HAZY SHADES OF WINTER

HAZY SHADES OF WINTER

*BS*I would imagine that every local newspaper could tell you a tale about its most irritating pushy parent.*BF*

Take it from me, there are one or two out there but a particular favourite came to me courtesy of an old mate who works for a local rag in Nottinghamshire.

He came to dread Monday mornings in the summer months in that his first duty would always be to open a weighty envelope that had been delivered by hand at some point during the night.

Contained therein would be a 2,000 word account of how a local lad had done over the weekend in his favoured athletics event which I recall involved chucking something or other into the middle distance. Let’s say the discus for sake of simplicity.

Attached to each report would be a photograph of the young shaver in question who my friend described as “a blubbery, pasty-faced chuffer with a face like a welder’s bench. The sort only his mother could love.”

No matter, as it seemed the lad had talent. Every report featured expressions such as “new personal best” and “Olympic hopeful.” Even in 2007, his place at London 2012 was all but guaranteed save for some unfortunate sequence of events, it seemed. Following an all-county event held in Newark, Mum’s report hit 3,000 words for the first time as her not-so-little soldier missed out on a bronze medal by a fraction of centimetre; a wonderful effort for a 13-year-old so gifted that he was competing at Under-16 level.

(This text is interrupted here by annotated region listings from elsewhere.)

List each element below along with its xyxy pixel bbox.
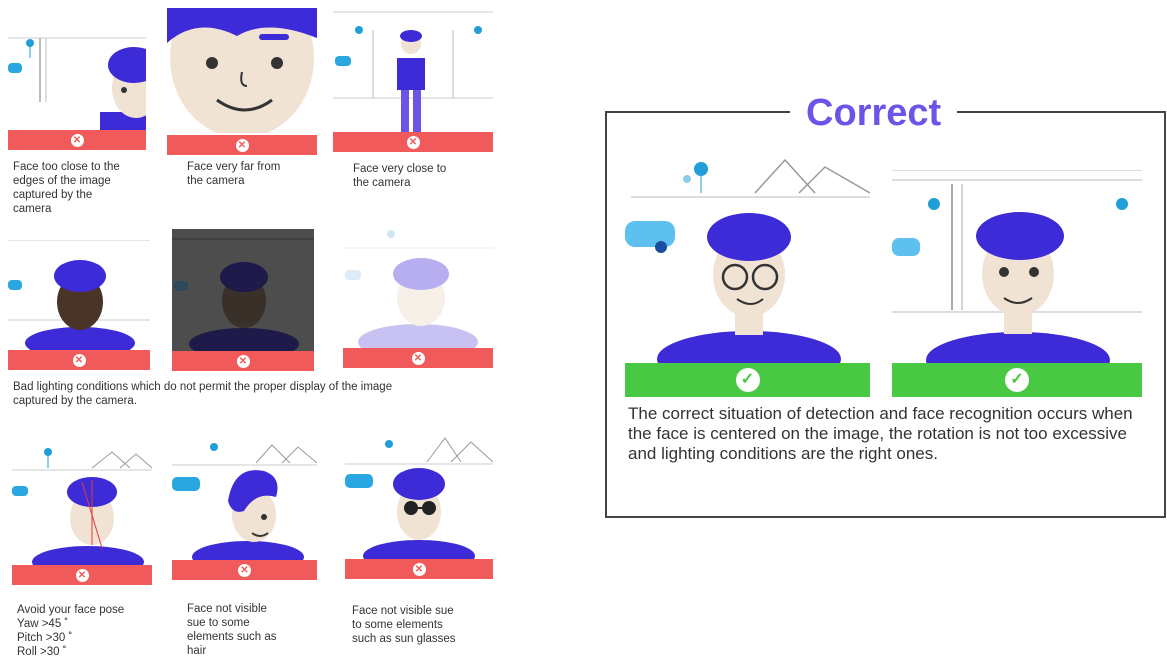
close-icon: ✕ [412, 562, 426, 576]
hair-occlusion-illustration [172, 443, 317, 560]
check-icon: ✓ [735, 368, 760, 392]
panel-title: Correct [790, 92, 958, 135]
status-bar: ✕ [333, 132, 493, 152]
status-bar: ✕ [343, 348, 493, 368]
status-bar: ✕ [167, 135, 317, 155]
caption-sunglasses: Face not visible sue to some elements su… [352, 605, 456, 645]
very-far-illustration [167, 8, 317, 133]
status-bar: ✓ [625, 363, 870, 397]
caption-face-pose: Avoid your face pose Yaw >45 ˚ Pitch >30… [17, 604, 125, 658]
status-bar: ✕ [172, 351, 314, 371]
too-close-edge-illustration [8, 37, 146, 130]
status-bar: ✕ [172, 560, 317, 580]
example-tile-too-close-edge [8, 10, 146, 130]
status-bar: ✕ [8, 350, 150, 370]
example-tile-face-pose [12, 440, 152, 565]
correct-example-plain [892, 170, 1142, 363]
example-tile-hair-occlusion [172, 435, 317, 560]
close-icon: ✕ [411, 351, 425, 365]
caption-hair-occlusion: Face not visible sue to some elements su… [187, 603, 277, 657]
close-icon: ✕ [235, 138, 249, 152]
caption-bad-lighting: Bad lighting conditions which do not per… [13, 381, 393, 407]
sunglasses-illustration [345, 437, 493, 559]
face-pose-illustration [12, 448, 152, 565]
status-bar: ✕ [8, 130, 146, 150]
correct-example-glasses [625, 155, 870, 363]
close-icon: ✕ [406, 135, 420, 149]
example-tile-very-far [167, 8, 317, 133]
lighting-dark-illustration [8, 240, 150, 350]
caption-too-close-edge: Face too close to the edges of the image… [13, 161, 120, 215]
correct-glasses-illustration [625, 158, 870, 363]
close-icon: ✕ [238, 563, 251, 577]
example-tile-dark-image [172, 229, 314, 351]
caption-very-close: Face very close to the camera [353, 163, 447, 189]
example-tile-sunglasses [345, 432, 493, 559]
lighting-dim-illustration [172, 238, 314, 351]
lighting-bright-illustration [343, 230, 493, 348]
close-icon: ✕ [70, 133, 84, 147]
correct-plain-illustration [892, 170, 1142, 363]
status-bar: ✓ [892, 363, 1142, 397]
very-close-illustration [333, 11, 493, 132]
example-tile-overexposed [343, 220, 493, 348]
caption-very-far: Face very far from the camera [187, 161, 281, 187]
close-icon: ✕ [72, 353, 86, 367]
close-icon: ✕ [236, 354, 250, 368]
check-icon: ✓ [1005, 368, 1029, 392]
example-tile-very-close [333, 10, 493, 132]
example-tile-dark-skin-lighting [8, 240, 150, 350]
correct-description: The correct situation of detection and f… [628, 404, 1133, 463]
status-bar: ✕ [12, 565, 152, 585]
status-bar: ✕ [345, 559, 493, 579]
close-icon: ✕ [75, 568, 89, 582]
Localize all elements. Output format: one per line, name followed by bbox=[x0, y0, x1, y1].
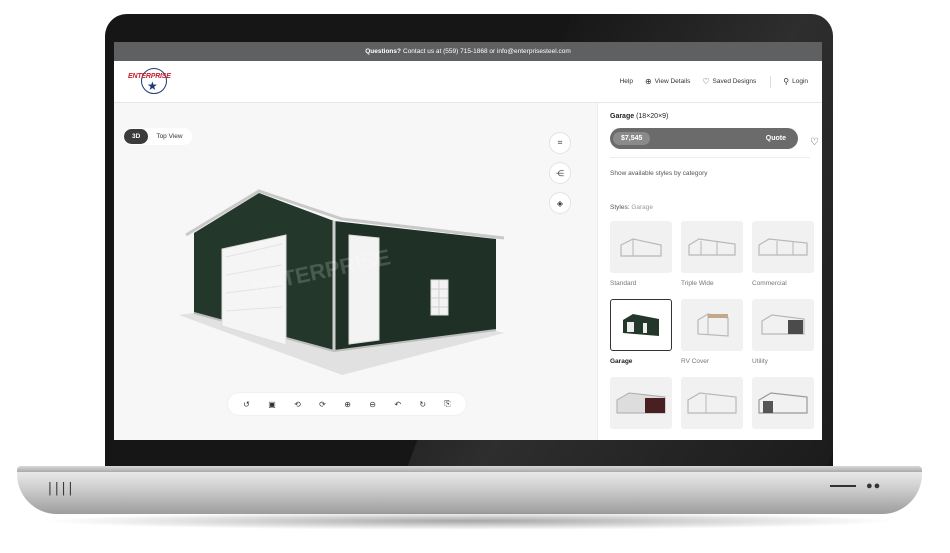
rv-cover-thumbnail bbox=[681, 299, 743, 351]
utility-thumbnail bbox=[752, 299, 814, 351]
style-7-thumbnail bbox=[610, 377, 672, 429]
laptop-mockup: Questions? Contact us at (559) 715-1868 … bbox=[0, 0, 950, 553]
styles-value: Garage bbox=[631, 204, 654, 211]
view-3d-button[interactable]: 3D bbox=[124, 129, 149, 144]
style-8-thumbnail bbox=[681, 377, 743, 429]
building-name: Garage bbox=[610, 113, 635, 120]
contact-text: Contact us at (559) 715-1868 or info@ent… bbox=[403, 48, 571, 55]
show-styles-link[interactable]: Show available styles by category bbox=[610, 170, 810, 177]
screenshot-icon[interactable]: ⌗ bbox=[549, 132, 571, 154]
nav-saved-designs[interactable]: ♡ Saved Designs bbox=[702, 77, 756, 86]
nav-divider bbox=[770, 75, 772, 88]
style-label: RV Cover bbox=[681, 358, 710, 365]
style-card-rv-cover[interactable]: RV Cover bbox=[681, 299, 743, 377]
image-icon[interactable]: ▣ bbox=[268, 400, 276, 409]
price-value: $7,545 bbox=[613, 132, 651, 145]
triple-wide-thumbnail bbox=[681, 221, 743, 273]
styles-prefix: Styles: bbox=[610, 204, 630, 211]
nav-help-label: Help bbox=[619, 78, 633, 85]
panel-divider bbox=[610, 157, 810, 158]
style-card-9[interactable] bbox=[752, 377, 814, 440]
style-card-7[interactable] bbox=[610, 377, 672, 440]
style-label: Standard bbox=[610, 280, 637, 287]
style-label bbox=[681, 436, 743, 440]
view-toggle: 3D Top View bbox=[123, 128, 192, 145]
heart-icon: ♡ bbox=[702, 77, 710, 86]
style-card-garage[interactable]: Garage bbox=[610, 299, 672, 377]
commercial-thumbnail bbox=[752, 221, 814, 273]
screen: Questions? Contact us at (559) 715-1868 … bbox=[114, 42, 822, 440]
contact-bar: Questions? Contact us at (559) 715-1868 … bbox=[114, 42, 822, 61]
3d-viewer[interactable]: 3D Top View ⌗ ⋲ ◈ ENTERPRISE ↺ ▣ ⟲ ⟳ ⊕ ⊖… bbox=[114, 103, 597, 440]
contact-lead: Questions? bbox=[365, 48, 401, 55]
nav-view-details[interactable]: ⊕ View Details bbox=[645, 77, 690, 86]
styles-label: Styles: Garage bbox=[610, 204, 810, 211]
zoom-in-icon[interactable]: ⊕ bbox=[344, 400, 351, 409]
nav-help[interactable]: Help bbox=[620, 78, 633, 85]
share-icon[interactable]: ⋲ bbox=[549, 162, 571, 184]
ar-icon[interactable]: ◈ bbox=[549, 192, 571, 214]
garage-model[interactable]: ENTERPRISE bbox=[174, 183, 504, 383]
header-nav: Help ⊕ View Details ♡ Saved Designs ⚲ Lo… bbox=[608, 75, 808, 88]
style-label bbox=[752, 436, 814, 440]
view-top-button[interactable]: Top View bbox=[148, 129, 190, 144]
viewer-toolbar: ↺ ▣ ⟲ ⟳ ⊕ ⊖ ↶ ↻ ⎘ bbox=[228, 393, 466, 415]
redo-icon[interactable]: ↻ bbox=[419, 400, 426, 409]
zoom-out-icon[interactable]: ⊖ bbox=[369, 400, 376, 409]
style-label: Utility bbox=[752, 358, 768, 365]
user-icon: ⚲ bbox=[783, 77, 790, 86]
building-title: Garage (18×20×9) bbox=[610, 113, 810, 120]
export-icon[interactable]: ⎘ bbox=[444, 399, 450, 409]
garage-thumbnail bbox=[610, 299, 672, 351]
style-label bbox=[610, 436, 672, 440]
save-heart-icon[interactable]: ♡ bbox=[810, 137, 819, 148]
nav-login-label: Login bbox=[792, 78, 808, 85]
rotate-left-icon[interactable]: ⟲ bbox=[294, 400, 301, 409]
style-card-commercial[interactable]: Commercial bbox=[752, 221, 814, 299]
zoom-plus-icon: ⊕ bbox=[644, 77, 652, 86]
site-header: ★ ENTERPRISE Help ⊕ View Details ♡ Saved… bbox=[114, 61, 822, 103]
rotate-right-icon[interactable]: ⟳ bbox=[319, 400, 326, 409]
style-label: Triple Wide bbox=[681, 280, 714, 287]
style-label: Garage bbox=[610, 358, 633, 365]
style-card-triple-wide[interactable]: Triple Wide bbox=[681, 221, 743, 299]
enterprise-logo[interactable]: ★ ENTERPRISE bbox=[128, 67, 180, 96]
style-card-8[interactable] bbox=[681, 377, 743, 440]
quote-button[interactable]: Quote bbox=[766, 135, 786, 142]
laptop-base bbox=[17, 472, 922, 514]
logo-text: ENTERPRISE bbox=[128, 72, 171, 80]
style-grid: Standard Triple Wide Commercial Garage R… bbox=[610, 221, 814, 440]
undo-icon[interactable]: ↶ bbox=[394, 400, 401, 409]
style-card-utility[interactable]: Utility bbox=[752, 299, 814, 377]
building-dims: (18×20×9) bbox=[636, 113, 669, 120]
nav-view-details-label: View Details bbox=[654, 78, 691, 85]
indicator-dots: ●● bbox=[866, 480, 882, 492]
indicator-line bbox=[830, 485, 856, 487]
nav-login[interactable]: ⚲ Login bbox=[783, 77, 808, 86]
config-panel: Garage (18×20×9) $7,545 Quote ♡ Show ava… bbox=[597, 103, 822, 440]
reset-icon[interactable]: ↺ bbox=[243, 400, 250, 409]
laptop-shadow bbox=[40, 512, 900, 530]
viewer-side-tools: ⌗ ⋲ ◈ bbox=[549, 132, 571, 214]
standard-thumbnail bbox=[610, 221, 672, 273]
style-9-thumbnail bbox=[752, 377, 814, 429]
style-label: Commercial bbox=[752, 280, 787, 287]
style-card-standard[interactable]: Standard bbox=[610, 221, 672, 299]
vent-icon: |||| bbox=[46, 481, 74, 496]
nav-saved-designs-label: Saved Designs bbox=[712, 78, 757, 85]
price-bar[interactable]: $7,545 Quote bbox=[610, 128, 798, 149]
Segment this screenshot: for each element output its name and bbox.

Despite earning great money as a freelance and living with a former Miss Junior Venezuela, my friend recalls that his days in the summer of 2007 had never been longer. He would spend most of Monday cutting the report down to the 200 words it just about warranted and ignore the photo in the time-honoured belief that ugly beggars don’t sell papers unless they come from huge, prosperous families. Following Tuesday’s publication, much of the remainder of the week was spent fielding phone calls from an barely sentient parent, outraged at the fact her reports had been cut down to a fraction of their original length.

Though brow-beaten, my friend put forward the not unreasonable point that, whilst he welcomed her missives regarding “the new Geoff Capes” (try Google), he didn’t feel it was appropriate to give him more coverage than Nottingham Forest, Notts County and the county cricket club put together. ‘Twas a viewpoint that cut no ice, sadly, as he was constantly rebuked for “stifling natural talent and hating to see our young local kids doing well.”

Then one glorious happy day an anonymous caller told my friend that just a modicum of research would reveal that the bane of his life was actually a pompous, talentless, no-mates Mummy’s boy whom the right-thinking would happily shove out of a high window.

It transpired that our budding Olympian’s Mum had told nothing but the truth in her fulsome reports. Research and reading between the lines gave a whole new different perspective, however. First, our hero didn’t compete at U14 level for very good reason, in that there wasn’t enough interest in his event to form an U14 category. But in his most recent meeting, he did indeed finish fourth… out of five competitors.

Naturally, there are two ways of looking at this. Firstly, the charitable amongst us might stress that here is a lad who had given the burgers and Playstation a miss in favour of getting off his backside and trying to be the best in his chosen sport. The cynics – and you know who you are – might stress with equal accuracy that, out of maybe one million kids who were eligible to take part in this event, our hero was only better than one of them. By the same token, the personal best of which his mother so proudly spoke was shy of the Olympic qualifying distance by about half the width of the English Channel.

Five years on, I’ve no idea if this young fellow and his doting Mum will be packing their bags ready for London 2012. As a betting man, I’d imagine that the odds on this happening are slim to the point of anorexic; which is a shame, really, given his steadfast adherence to the true Olympian ideal.

They say that nobody ever remembers who finished second and I suspect this is true to the greater degree. That said, everyone remembers the have-a-go duffers, who embrace the great British characteristic of failing to accept they’ve no discernible talent despite all evidence to the contrary.

So if I should discover that Nottingham’s latter day equivalent of Eddie the Eagle Edwards is competing, I’ll make sure I tune in for a chuckle.

With Wimbledon and the Olympics to endure in 2012, it’ll be a damnably long summer without one.